Unincorporated community in North Carolina, US

Turkeyfoot is an unincorporated community in North Carolina, United States. It is located on the Davie County and Iredell County line.

==Geography==
Turkeyfoot is located at .

Nearby communities include Sheffield, Harmony, Lone Hickory, Houstonville, and Cana.

One prominent local topographical feature is Bear Creek. It is of such local prominence that after Sandy Springs Road crosses from Iredell County to Davie County, the road name changes to Bear Creek Church Road. While not directly named after the creek, this road is named after a local church so named after the creek. While not a navigable waterway, Daniel Boone often hunted along properties he and his father owned along Bear Creek while he lived in Davie County during the 1750s and 1760s. Bear Creek is a tributary of the Yadkin River.

==Economy==
Historically Davie County has had less liberal laws with regard to alcohol sales than Iredell County. As these laws change in Davie County, it has adversely affect businesses that have traditionally prospered from alcohol sales across the county lines including those in the Turkeyfoot community.

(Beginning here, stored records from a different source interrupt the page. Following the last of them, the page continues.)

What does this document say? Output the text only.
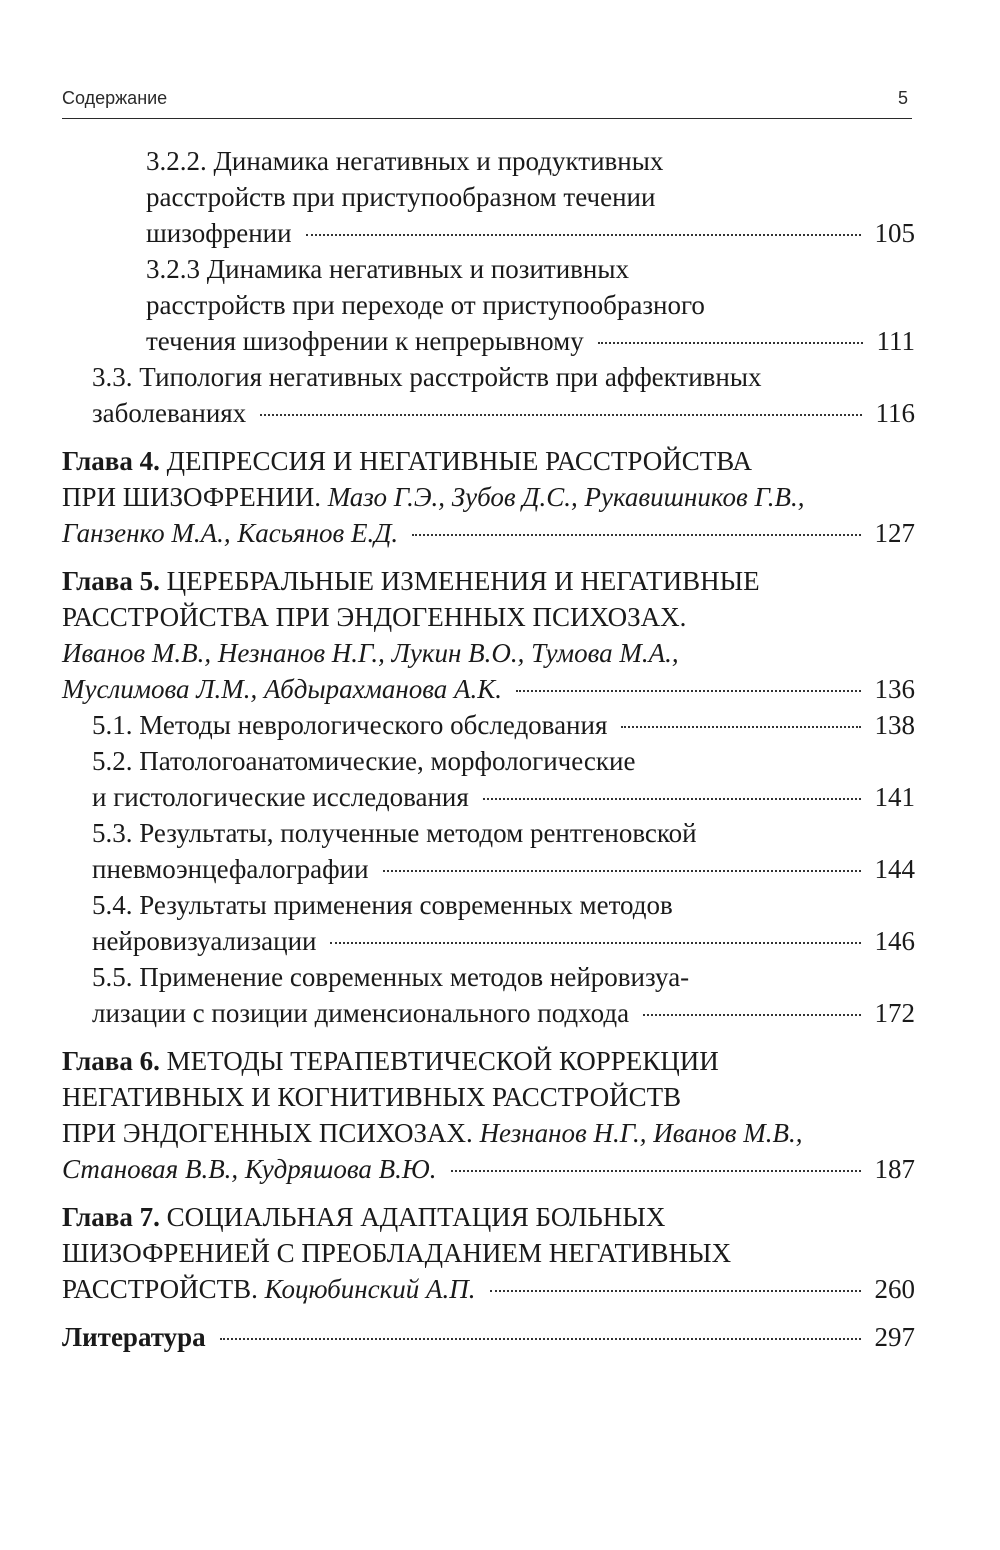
Содержание	5
3.2.2. Динамика негативных и продуктивных
расстройств при приступообразном течении
шизофрении	105
3.2.3 Динамика негативных и позитивных
расстройств при переходе от приступообразного
течения шизофрении к непрерывному	111
3.3. Типология негативных расстройств при аффективных
заболеваниях	116
Глава 4. ДЕПРЕССИЯ И НЕГАТИВНЫЕ РАССТРОЙСТВА
ПРИ ШИЗОФРЕНИИ. Мазо Г.Э., Зубов Д.С., Рукавишников Г.В.,
Ганзенко М.А., Касьянов Е.Д.	127
Глава 5. ЦЕРЕБРАЛЬНЫЕ ИЗМЕНЕНИЯ И НЕГАТИВНЫЕ
РАССТРОЙСТВА ПРИ ЭНДОГЕННЫХ ПСИХОЗАХ.
Иванов М.В., Незнанов Н.Г., Лукин В.О., Тумова М.А.,
Муслимова Л.М., Абдырахманова А.К.	136
5.1. Методы неврологического обследования	138
5.2. Патологоанатомические, морфологические
и гистологические исследования	141
5.3. Результаты, полученные методом рентгеновской
пневмоэнцефалографии	144
5.4. Результаты применения современных методов
нейровизуализации	146
5.5. Применение современных методов нейровизуа-
лизации с позиции дименсионального подхода	172
Глава 6. МЕТОДЫ ТЕРАПЕВТИЧЕСКОЙ КОРРЕКЦИИ
НЕГАТИВНЫХ И КОГНИТИВНЫХ РАССТРОЙСТВ
ПРИ ЭНДОГЕННЫХ ПСИХОЗАХ. Незнанов Н.Г., Иванов М.В.,
Становая В.В., Кудряшова В.Ю.	187
Глава 7. СОЦИАЛЬНАЯ АДАПТАЦИЯ БОЛЬНЫХ
ШИЗОФРЕНИЕЙ С ПРЕОБЛАДАНИЕМ НЕГАТИВНЫХ
РАССТРОЙСТВ. Коцюбинский А.П.	260
Литература	297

Other local businesses include automotive repair garages, a farrier, a machine shop, a plant nursery, logging interests, dairy farms, family farms, digital film production services, and accounting services. Local churches include Rock Springs Baptist Church and Sandy Springs Baptist Church.

From the mid-1970, family farming has followed the national trend of decline in Turkeyfoot. Regulations, such as acreage allotment, on tobacco farming has severely impacted acreage cultivated in tobacco once common in the mid-1970s. Starting in the 1980s some larger farms have been sold and subdivided into residential lots.